As the economic anthropologist Jason Hickel puts it: “As the Arctic burns under a record heatwave, with temperatures soaring to 45°C, economists are lining up to call for more growth. The discipline is increasingly unhinged from reality. The key lesson for post-Covid economics is that you do not need growth to solve a crisis of unemployment. Shorten the working week, distribute income and wealth more fairly, and introduce a Green New Deal job guarantee.”

If the Nature study from last year should have brought shock and action rather than inertia and duplicity, a new study in Nature Communications was a breath of fresh air.

The study showed what we already knew, that the wealthy are disproportionately responsible for climate change. It found that the richest 10% of people are responsible for up to 43% of destructive global environmental impacts.

The authors write: “Recent scientists’ warnings confirm alarming trends of environmental degradation from human activity, leading to profound changes in essential life-sustaining functions of planet Earth.

“The warnings surmise that humanity has failed to find lasting solutions to these changes that pose existential threats to natural systems, economies and societies and call for action by governments and individuals.

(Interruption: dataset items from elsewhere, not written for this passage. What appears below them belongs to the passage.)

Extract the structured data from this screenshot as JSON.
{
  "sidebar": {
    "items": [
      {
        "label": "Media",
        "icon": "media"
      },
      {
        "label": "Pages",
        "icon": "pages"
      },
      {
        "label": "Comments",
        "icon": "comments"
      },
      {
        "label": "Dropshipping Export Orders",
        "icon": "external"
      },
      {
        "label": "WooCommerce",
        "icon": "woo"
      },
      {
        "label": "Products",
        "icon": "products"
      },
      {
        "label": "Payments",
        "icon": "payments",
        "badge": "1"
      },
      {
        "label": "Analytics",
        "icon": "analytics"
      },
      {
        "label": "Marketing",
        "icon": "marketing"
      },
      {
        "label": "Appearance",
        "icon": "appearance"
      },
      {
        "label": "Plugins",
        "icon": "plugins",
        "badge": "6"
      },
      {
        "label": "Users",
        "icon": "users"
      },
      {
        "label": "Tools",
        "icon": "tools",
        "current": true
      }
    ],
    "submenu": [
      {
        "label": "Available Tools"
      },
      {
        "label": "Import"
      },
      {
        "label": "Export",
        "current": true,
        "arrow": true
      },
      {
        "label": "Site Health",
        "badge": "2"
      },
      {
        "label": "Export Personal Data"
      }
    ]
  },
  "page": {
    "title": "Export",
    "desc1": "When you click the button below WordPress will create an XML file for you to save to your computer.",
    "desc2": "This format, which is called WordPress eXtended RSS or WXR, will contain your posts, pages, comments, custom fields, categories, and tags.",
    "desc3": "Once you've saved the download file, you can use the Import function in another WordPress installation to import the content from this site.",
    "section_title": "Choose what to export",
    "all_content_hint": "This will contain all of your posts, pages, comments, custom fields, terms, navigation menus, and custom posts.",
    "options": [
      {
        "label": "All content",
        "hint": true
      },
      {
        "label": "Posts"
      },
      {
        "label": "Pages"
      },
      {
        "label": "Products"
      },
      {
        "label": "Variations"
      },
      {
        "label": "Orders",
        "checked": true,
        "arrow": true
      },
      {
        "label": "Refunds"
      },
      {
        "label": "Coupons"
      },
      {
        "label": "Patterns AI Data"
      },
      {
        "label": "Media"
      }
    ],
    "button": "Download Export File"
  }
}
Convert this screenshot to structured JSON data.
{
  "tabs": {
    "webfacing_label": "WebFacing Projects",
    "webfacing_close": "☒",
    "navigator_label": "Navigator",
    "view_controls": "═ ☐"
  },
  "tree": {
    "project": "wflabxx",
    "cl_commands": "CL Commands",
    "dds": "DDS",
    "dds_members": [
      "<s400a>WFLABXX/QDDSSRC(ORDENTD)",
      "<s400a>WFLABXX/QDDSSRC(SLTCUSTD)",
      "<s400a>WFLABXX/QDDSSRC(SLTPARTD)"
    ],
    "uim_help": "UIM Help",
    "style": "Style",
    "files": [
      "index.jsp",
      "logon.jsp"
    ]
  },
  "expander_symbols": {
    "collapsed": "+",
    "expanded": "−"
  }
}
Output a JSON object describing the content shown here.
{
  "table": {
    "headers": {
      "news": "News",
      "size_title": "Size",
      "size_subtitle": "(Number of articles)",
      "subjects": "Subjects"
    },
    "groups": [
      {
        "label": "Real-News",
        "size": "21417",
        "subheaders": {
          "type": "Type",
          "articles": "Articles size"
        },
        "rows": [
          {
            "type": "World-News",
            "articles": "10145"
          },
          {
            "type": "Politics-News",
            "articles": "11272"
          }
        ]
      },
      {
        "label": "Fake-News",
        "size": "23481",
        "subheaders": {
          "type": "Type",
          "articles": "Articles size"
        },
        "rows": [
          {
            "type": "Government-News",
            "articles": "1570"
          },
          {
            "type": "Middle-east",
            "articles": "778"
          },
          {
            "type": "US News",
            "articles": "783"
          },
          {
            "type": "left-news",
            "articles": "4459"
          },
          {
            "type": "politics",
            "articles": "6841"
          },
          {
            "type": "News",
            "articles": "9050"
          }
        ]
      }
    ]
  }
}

“The warnings aptly describe the problems, identify population, economic growth and affluence as drivers of unsustainable trends, and acknowledge that humanity needs to reassess the role of growth-oriented economies and the pursuit of affluence.”

We have seen during lockdown a glimpse into a possible alternative future: one where obsessive work and toil in pursuit of consumption are ceased, one where appreciation of nature, not as an “asset” but as something we are intimately part of, is normal.

At the very heart of our current predicament is our economic system, which values nothing but itself for its own sake, and perpetuating that system is an act of self-harm we are witnessing in real time.